Lowe has introduced more modern treatment regimes, with the result that the mean age of customers has come down from the late sixties and is now closer to 45. Programmes are now more relevant to younger people, many of whom already lead more active lives but who seek weekend-long booster experiences. A particular success has been their week-long gut-repair regime and an accompanying book, Gut Gastronomy.

Another recent blow to the old health-farm model has been that today’s smart young people often want to fly to Paris or Barcelona or Amsterdam for the weekend, bolstered by offers from internet discounters. Lowe realised that Grayshott had to move ‘from a model based on want to one based on need’. So last year, for example, it launched a new ‘Nurture & Support’ wellness programme for people who are living with cancer or are in remission, a four-day retreat using products and treatments that are specifically designed to work with post-cancer medication.

Lowe lives at Grayshott when he’s in the UK, but he spends three months of the year on the Caribbean island of Nevis, where he is resident and where he has had a home for twenty-odd years. Otherwise he lives in West Virginia with his second wife, who is half-Iranian and half-American, so as to be closer to their children, both of whom live in the US, one in New York and one in California.

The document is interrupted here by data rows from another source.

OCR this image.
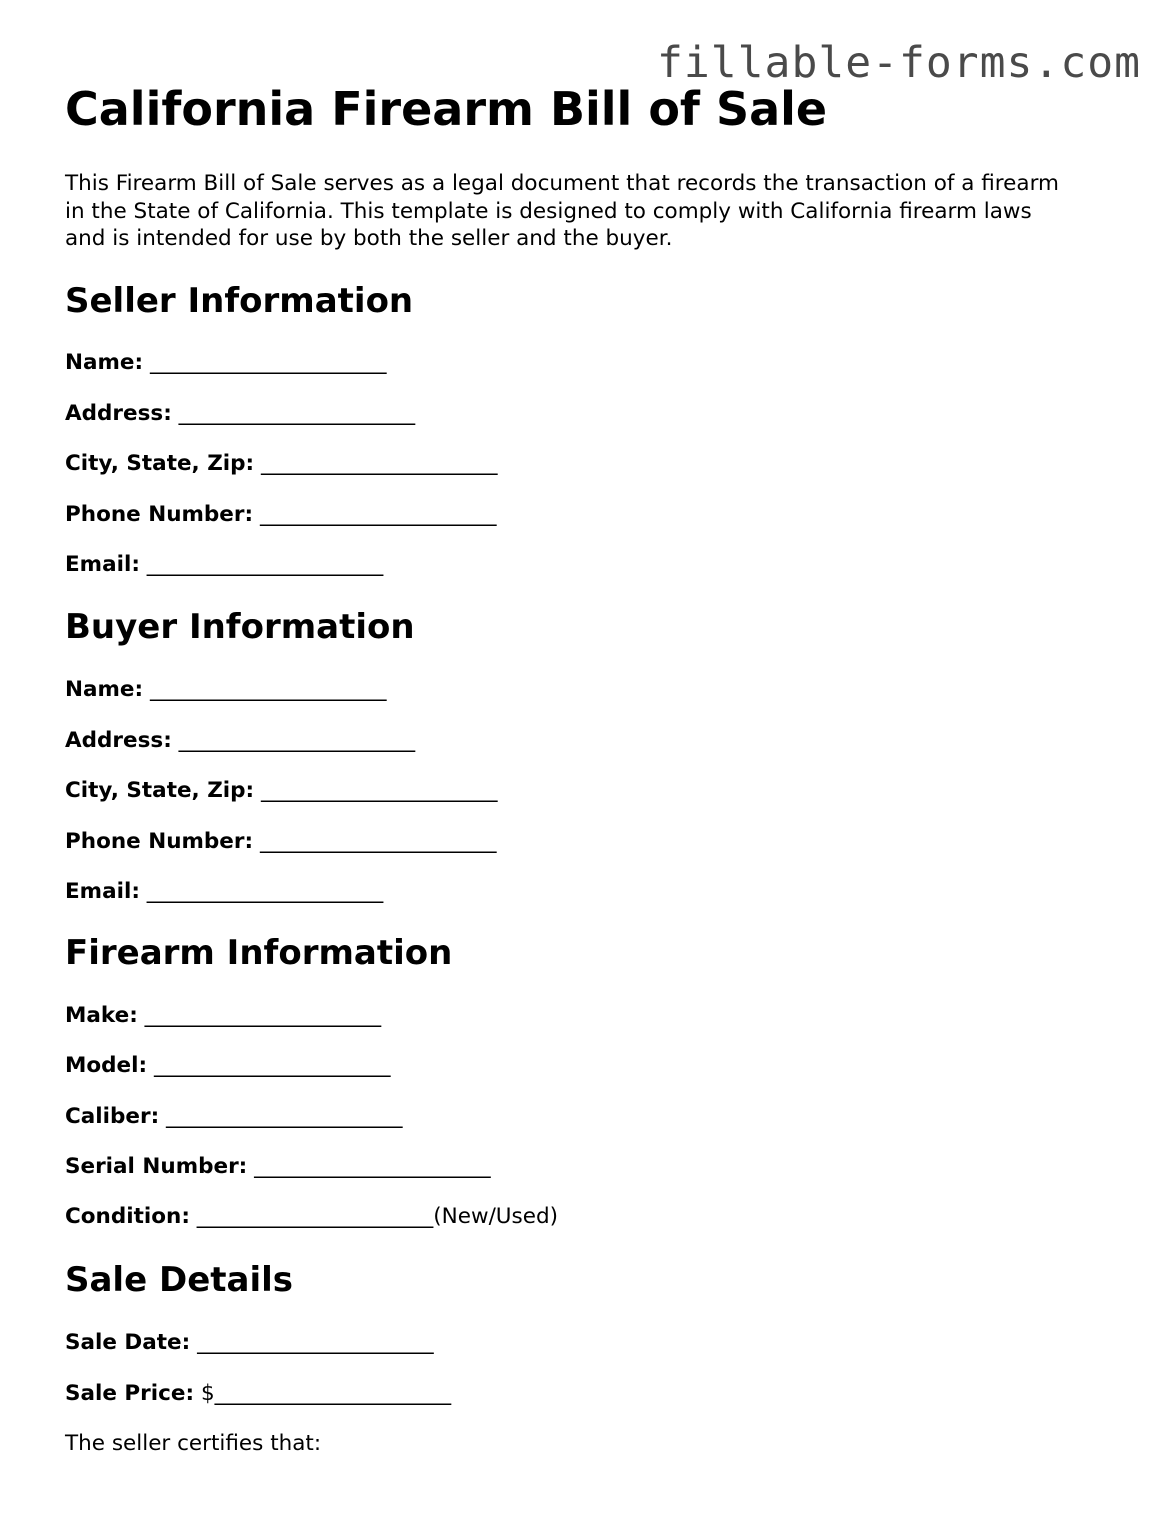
fillable-forms.com
California Firearm Bill of Sale

This Firearm Bill of Sale serves as a legal document that records the transaction of a firearm in the State of California. This template is designed to comply with California firearm laws and is intended for use by both the seller and the buyer.

Seller Information
Name: ______________________
Address: ______________________
City, State, Zip: ______________________
Phone Number: ______________________
Email: ______________________
Buyer Information
Name: ______________________
Address: ______________________
City, State, Zip: ______________________
Phone Number: ______________________
Email: ______________________
Firearm Information
Make: ______________________
Model: ______________________
Caliber: ______________________
Serial Number: ______________________
Condition: ______________________(New/Used)
Sale Details
Sale Date: ______________________
Sale Price: $______________________
The seller certifies that:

His plans for Grayshott indicate another new dimension to the health spa experience. Lowe has obtained planning permission to build ten lodges, each containing four luxury apartments, in a joint venture with a developer. The idea is to offer longer-term stays or even sell some of the apartments in what will essentially be based on the US model of a gated community.

Residents will automatically become members of the Grayshott Club and will be able to use all the spa facilities: pools, tennis courts, aerobics, aqua-aerobics.

Another possibility is rolling out the brand overseas or with partner establishments, following a similar model to that of celebrity-chef residences at leading hotels. Lowe recognises that Grayshott’s real value is as a service brand rather than merely as a destination in the Surrey stockbroker belt, though he will be careful not to dilute the brand too much.

While other spas offer cut-price experiences for the mass market, Grayshott continues to offer a premium service. ‘This differentiates us from most other spas,’ he says. ‘We don’t want to compete with a cowshed in Cyprus — or Devon, for that matter.’